A saúde é tema recorrente no judiciário, em especial quando se busca um tratamento não convencional, mas que muitas vezes pode trazer enormes benefícios onde aqueles que já anteriormente testados não lograram êxito.
Tema em voga atualmente são os tratamentos com utilização do canabidiol, derivado da planta cannabis sativa, comumente conhecida como “maconha”, em especial para o tratamento de dores crônicas e o do transtorno do espectro Autista (TEA).
A Cannabis vem sendo estudada pela humanidade há anos, seja pelos seus fins recreativos, seja pelos seus fins medicinais, cada vez mais explorados pela indústria farmacêutica para trazer novos tratamentos a doenças que ainda não encontraram solução na medicina convencional.
Contudo, por ser uma planta estigmatizada em razão da sua comercialização ilegal para uso recreativo, o acesso ao tratamento mediante a utilização de seus derivados, em especial o canabidiol, nem sempre é simples.
Com efeito, comumente o acesso à medicação à base de canabidiol, apesar de encontrar prescrição médica, esbarra na negativa de fornecimento da medicação pela operadora de plano de saúde, geralmente por dois motivos: a) ser o tratamento de caráter experimental; ou b) não constar o referido tratamento no rol da ANS.
Contudo, o judiciário, em especial o TJSP, tem sustentado que nenhum dos dois motivos acima elencados é suficiente para que a operadora de saúde negue o fornecimento e/ou o custeio de medicamento à base de canabidiol.
Com efeito, segundo a jurisprudência Bandeirante, a expressa recomendação do uso do medicamento à base de canabidiol quando da verificação da insuficiência do uso apenas de outros medicamentos e que implica melhora do quadro crônico do paciente, é suficiente para que surja o dever de fornecimento da medicação.
Assim, diante da expressa indicação médica quanto à necessidade do uso de referida substância para tratamento, podemos considerar abusiva a negativa de cobertura fundada na inexistência de previsão no rol da ANS ou de ser tratamento em caráter experimental.
Com efeito, o próprio Tribunal Paulista editou o enunciado de nº 102 da sua Súmula com a seguinte redação: “Havendo expressa indicação médica, é abusiva a negativa de cobertura de custeio de tratamento sob o argumento da sua natureza experimental ou por não estar previsto no rol de procedimentos da ANS”.
Tal posicionamento justifica-se, na medida em que é o médico de confiança do paciente e não a operadora de plano de saúde, é quem tem a competência para definir, em cada situação, a técnica de tratamento a ser adotada, bem como sua necessária extensão.

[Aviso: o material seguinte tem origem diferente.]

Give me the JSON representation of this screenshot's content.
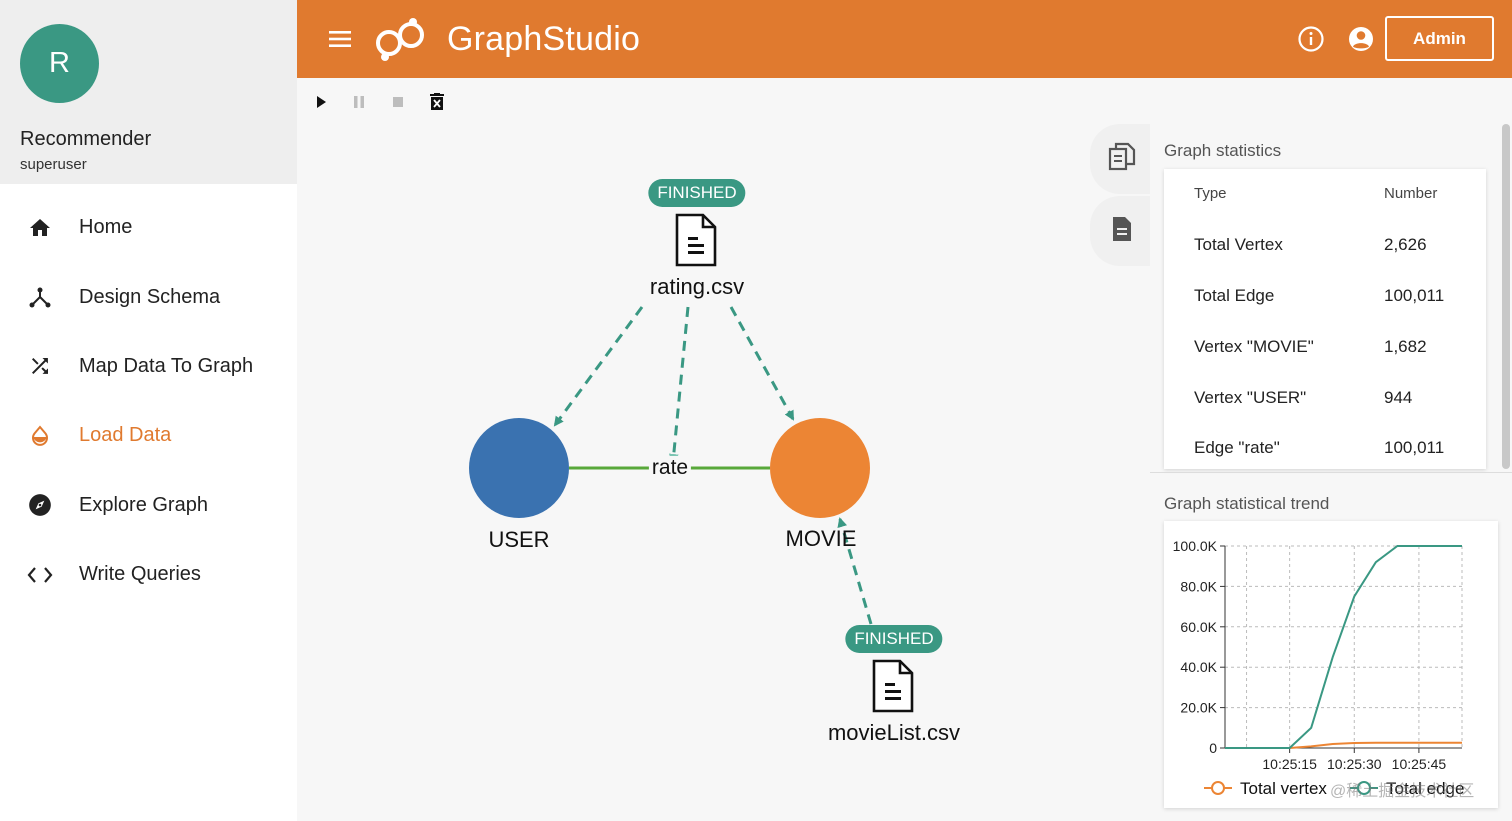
{
  "profile": {
    "initial": "R",
    "name": "Recommender",
    "role": "superuser"
  },
  "nav": {
    "items": [
      {
        "label": "Home",
        "icon": "home-icon"
      },
      {
        "label": "Design Schema",
        "icon": "schema-icon"
      },
      {
        "label": "Map Data To Graph",
        "icon": "shuffle-icon"
      },
      {
        "label": "Load Data",
        "icon": "water-drop-icon",
        "active": true
      },
      {
        "label": "Explore Graph",
        "icon": "compass-icon"
      },
      {
        "label": "Write Queries",
        "icon": "code-icon"
      }
    ]
  },
  "header": {
    "app_name": "GraphStudio",
    "admin_label": "Admin"
  },
  "colors": {
    "brand": "#e07a2f",
    "accent": "#3a9883",
    "user_node": "#3a72b0",
    "movie_node": "#ec8534",
    "edge": "#58a83a"
  },
  "graph": {
    "files": [
      {
        "name": "rating.csv",
        "status": "FINISHED"
      },
      {
        "name": "movieList.csv",
        "status": "FINISHED"
      }
    ],
    "vertices": [
      {
        "label": "USER"
      },
      {
        "label": "MOVIE"
      }
    ],
    "edges": [
      {
        "label": "rate"
      }
    ]
  },
  "stats": {
    "title": "Graph statistics",
    "col_type": "Type",
    "col_number": "Number",
    "rows": [
      {
        "type": "Total Vertex",
        "number": "2,626"
      },
      {
        "type": "Total Edge",
        "number": "100,011"
      },
      {
        "type": "Vertex \"MOVIE\"",
        "number": "1,682"
      },
      {
        "type": "Vertex \"USER\"",
        "number": "944"
      },
      {
        "type": "Edge \"rate\"",
        "number": "100,011"
      }
    ]
  },
  "trend": {
    "title": "Graph statistical trend",
    "chart_data": {
      "type": "line",
      "x": [
        0,
        5,
        10,
        15,
        20,
        25,
        30,
        35,
        40,
        45,
        50,
        55
      ],
      "x_ticks": [
        "10:25:15",
        "10:25:30",
        "10:25:45"
      ],
      "y_ticks": [
        "0",
        "20.0K",
        "40.0K",
        "60.0K",
        "80.0K",
        "100.0K"
      ],
      "ylim": [
        0,
        100000
      ],
      "series": [
        {
          "name": "Total vertex",
          "color": "#ec8534",
          "values": [
            0,
            0,
            0,
            0,
            800,
            2000,
            2500,
            2626,
            2626,
            2626,
            2626,
            2626
          ]
        },
        {
          "name": "Total edge",
          "color": "#3a9883",
          "values": [
            0,
            0,
            0,
            0,
            10000,
            45000,
            75000,
            92000,
            100011,
            100011,
            100011,
            100011
          ]
        }
      ]
    }
  },
  "watermark": "@稀土掘金技术社区"
}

Essa escolha, aliás, possui caráter técnico e não está sujeita a fatores econômicos ou de análise de risco.
É importante destacar também que muito se discute quanto à possibilidade de se negar o medicamento à base de canabidiol em razão do julgamento do Tema 990 pelo STJ, pela sistemática dos recursos repetitivos, no ano de 2018.

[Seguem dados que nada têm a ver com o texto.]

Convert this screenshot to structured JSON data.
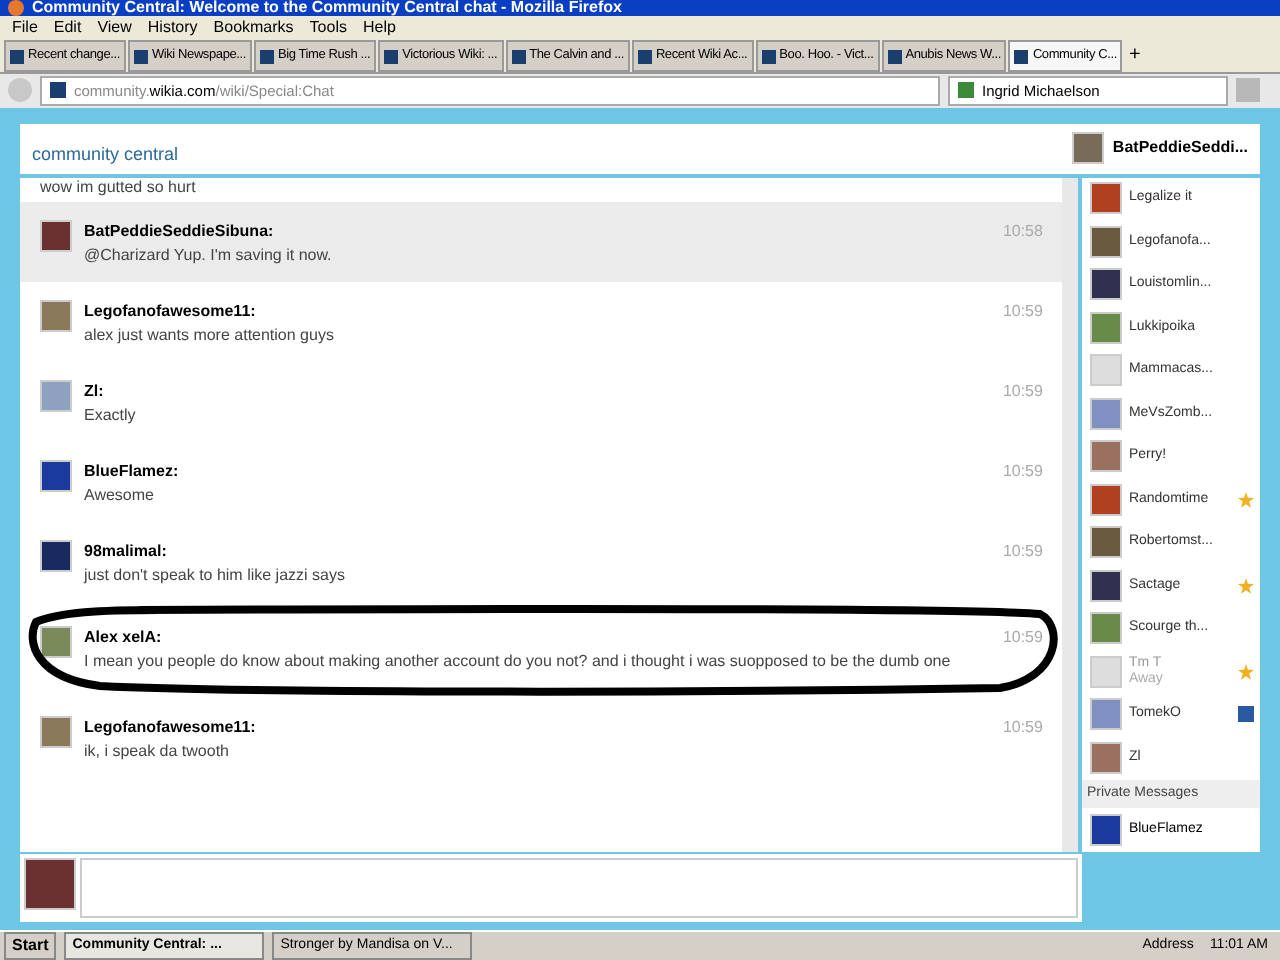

Contudo, esta questão restou superada quando a ANVISA, por meio da Resolução 335/2020, autorizou a importação de produtos derivados de cannabis para uso próprio em tratamento de saúde, mediante prescrição por profissional habilitado conforme se infere do art. 3º, caput, e que poderá também ser realizada pela operadora de plano de saúde, nos termos do parágrafo segundo, da referida resolução, in verbis:
Art. 3º Fica permitida a importação, por pessoa física, para uso próprio, mediante prescrição de profissional legalmente habilitado para tratamento de saúde, de Produto derivado de Cannabis.
§1º A importação de que trata o caput deste artigo também pode ser realizada pelo responsável legal do paciente ou por seu procurador legalmente constituído.
§2º A importação do produto poderá ainda ser intermediada por entidade hospitalar, unidade governamental ligada à área da saúde, operadora de plano de saúde para o atendimento exclusivo e direcionado ao paciente previamente cadastrado na Anvisa, de acordo com esta Resolução. (g.n.)
Nesse sentido, referida autorização sanitária emitida pela ANVISA equivale ao registro de medicamento no órgão de controle de vigilância sanitária, motivo pelo qual, para este medicamento específico, fica afastada a alegação de violação ao entendimento do STJ no julgamento do Tema 990.
Em razão de todo o exposto, defendemos que a determinação para que as operadoras de planos de saúde forneçam o medicamento à base de canabidiol não configura qualquer violação legal e pode ser requerida desde que haja indicação médica e que os tratamentos convencionais não estejam surtindo o efeito desejado.
Dessa forma, se você precisa da medicação à base de canabidiol e está encontrando dificuldade em sua operadora de plano de saúde para o seu fornecimento, não deixe de falar com um advogado de sua confiança para ter acesso à medicação.